Lingua madre
I Bengalesi sono appassionati della loro lingua e dei loro poeti. Il 21 febbraio si celebra la giornata dei “martiri della lingua”, uccisi nel 1952, durante manifestazioni per impedire l’imposizione dell’urdu come unica lingua nazionale; da allora prese forza il movimento che è sfociato nell’indipendenza dal Pakistan. Con gli anni, l’ONU ha accettato di proclamare quella data come “giornata della lingua madre”, a onore e difesa di tutti i linguaggi che si usano nel mondo. Anche i cristiani sentono molto questo amore linguistico, compresi – sembra – gli aborigeni per i quali la lingua madre è tutt’altra: si uniscono al coro di elogi del bengalese, con molta – almeno apparente – convinzione. E la Chiesa ha accolto questo fatto culturale preparando una liturgia speciale per quel giorno. Si legge, come prima lettura della Messa, la storia dei sette fratelli Maccabei, che si lasciano uccidere per rimanere fedeli alla legge dei loro padri – implicando che i martiri della lingua siano stati come loro. Si legge s. Paolo, “nulla, neppure la morte ci può separare dall’amore di Cristo” – implicando che neppure la morte ci separa dall’amore per la nostra lingua.

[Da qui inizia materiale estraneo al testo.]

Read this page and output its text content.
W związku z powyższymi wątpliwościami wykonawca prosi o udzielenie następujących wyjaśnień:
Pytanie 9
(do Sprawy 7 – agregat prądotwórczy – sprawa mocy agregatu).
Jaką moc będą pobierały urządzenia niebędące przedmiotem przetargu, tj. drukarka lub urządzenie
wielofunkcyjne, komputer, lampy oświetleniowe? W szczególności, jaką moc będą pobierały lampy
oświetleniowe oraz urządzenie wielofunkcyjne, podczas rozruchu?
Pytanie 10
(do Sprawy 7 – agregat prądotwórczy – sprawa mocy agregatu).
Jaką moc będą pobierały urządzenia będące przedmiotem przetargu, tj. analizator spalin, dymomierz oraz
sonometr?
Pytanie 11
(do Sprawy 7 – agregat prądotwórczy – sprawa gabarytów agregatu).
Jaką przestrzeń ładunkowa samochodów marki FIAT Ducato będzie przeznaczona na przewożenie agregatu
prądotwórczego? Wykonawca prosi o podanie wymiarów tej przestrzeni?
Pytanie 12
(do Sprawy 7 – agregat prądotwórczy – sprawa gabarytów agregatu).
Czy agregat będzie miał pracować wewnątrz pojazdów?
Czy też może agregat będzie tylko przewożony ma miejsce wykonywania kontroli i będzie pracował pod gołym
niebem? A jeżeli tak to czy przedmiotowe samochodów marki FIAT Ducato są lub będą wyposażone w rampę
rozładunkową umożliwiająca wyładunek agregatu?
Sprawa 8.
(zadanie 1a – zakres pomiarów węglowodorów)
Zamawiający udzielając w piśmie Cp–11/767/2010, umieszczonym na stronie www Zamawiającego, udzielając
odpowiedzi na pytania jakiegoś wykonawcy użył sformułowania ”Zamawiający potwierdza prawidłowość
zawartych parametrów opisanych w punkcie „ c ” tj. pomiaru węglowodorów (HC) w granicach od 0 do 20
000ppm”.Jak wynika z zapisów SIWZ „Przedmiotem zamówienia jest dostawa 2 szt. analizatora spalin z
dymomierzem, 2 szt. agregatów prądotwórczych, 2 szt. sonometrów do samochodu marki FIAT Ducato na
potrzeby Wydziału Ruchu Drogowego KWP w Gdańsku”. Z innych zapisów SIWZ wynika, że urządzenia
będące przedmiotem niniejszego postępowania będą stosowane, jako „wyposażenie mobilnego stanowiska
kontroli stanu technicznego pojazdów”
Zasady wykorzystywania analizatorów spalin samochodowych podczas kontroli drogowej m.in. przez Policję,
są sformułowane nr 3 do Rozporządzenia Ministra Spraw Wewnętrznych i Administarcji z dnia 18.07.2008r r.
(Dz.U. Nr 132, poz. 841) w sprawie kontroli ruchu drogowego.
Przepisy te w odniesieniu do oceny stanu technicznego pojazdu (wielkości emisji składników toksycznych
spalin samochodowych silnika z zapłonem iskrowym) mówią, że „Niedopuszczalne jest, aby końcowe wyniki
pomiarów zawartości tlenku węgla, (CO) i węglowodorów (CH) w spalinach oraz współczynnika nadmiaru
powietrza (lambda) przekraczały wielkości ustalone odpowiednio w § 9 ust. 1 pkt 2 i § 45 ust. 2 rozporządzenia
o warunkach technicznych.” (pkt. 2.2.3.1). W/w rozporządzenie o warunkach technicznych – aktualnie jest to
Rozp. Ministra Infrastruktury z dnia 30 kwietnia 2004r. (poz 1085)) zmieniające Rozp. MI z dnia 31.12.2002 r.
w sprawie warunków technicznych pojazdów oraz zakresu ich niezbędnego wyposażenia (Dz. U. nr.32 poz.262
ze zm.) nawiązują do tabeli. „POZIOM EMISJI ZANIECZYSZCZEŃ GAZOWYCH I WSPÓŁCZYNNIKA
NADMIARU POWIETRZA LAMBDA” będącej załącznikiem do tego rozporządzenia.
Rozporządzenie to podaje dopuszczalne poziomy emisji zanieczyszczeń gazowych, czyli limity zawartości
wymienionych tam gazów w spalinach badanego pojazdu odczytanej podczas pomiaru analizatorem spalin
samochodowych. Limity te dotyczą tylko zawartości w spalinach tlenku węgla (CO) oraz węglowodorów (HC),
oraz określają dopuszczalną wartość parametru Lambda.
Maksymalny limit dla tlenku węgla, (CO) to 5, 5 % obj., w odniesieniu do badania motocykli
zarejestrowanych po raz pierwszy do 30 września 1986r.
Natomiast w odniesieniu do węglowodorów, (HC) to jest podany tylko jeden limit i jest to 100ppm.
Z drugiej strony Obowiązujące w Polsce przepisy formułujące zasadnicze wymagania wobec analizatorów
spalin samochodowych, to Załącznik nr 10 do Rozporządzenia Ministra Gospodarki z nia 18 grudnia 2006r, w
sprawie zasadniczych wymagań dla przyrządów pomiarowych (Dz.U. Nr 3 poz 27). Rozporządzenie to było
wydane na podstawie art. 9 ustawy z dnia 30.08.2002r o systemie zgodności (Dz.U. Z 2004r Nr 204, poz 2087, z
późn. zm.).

Si legge il Vangelo con le parole di Gesù “non temete coloro che uccidono il corpo, ma non possono uccidere l’anima” – implicando che la fedeltà alla propria lingua sia salvezza dell’anima. Si prega per ringraziare di una lingua così bella, e per chiedere che venga conosciuta e usata appropriatamente.
Il bengalese davvero è una bella lingua, ricca, sonora, dolce, e questo amore per la lingua e la cultura mi commuove. Ma sinceramente gli accostamenti biblici mi lasciano molto perplesso.
E mi chiedo anche: quando gli aborigeni, ancora ufficialmente inesistenti nelle Carta Costituzionale del Bangladesh, vedranno riconosciute la loro esistenza e le loro lingue?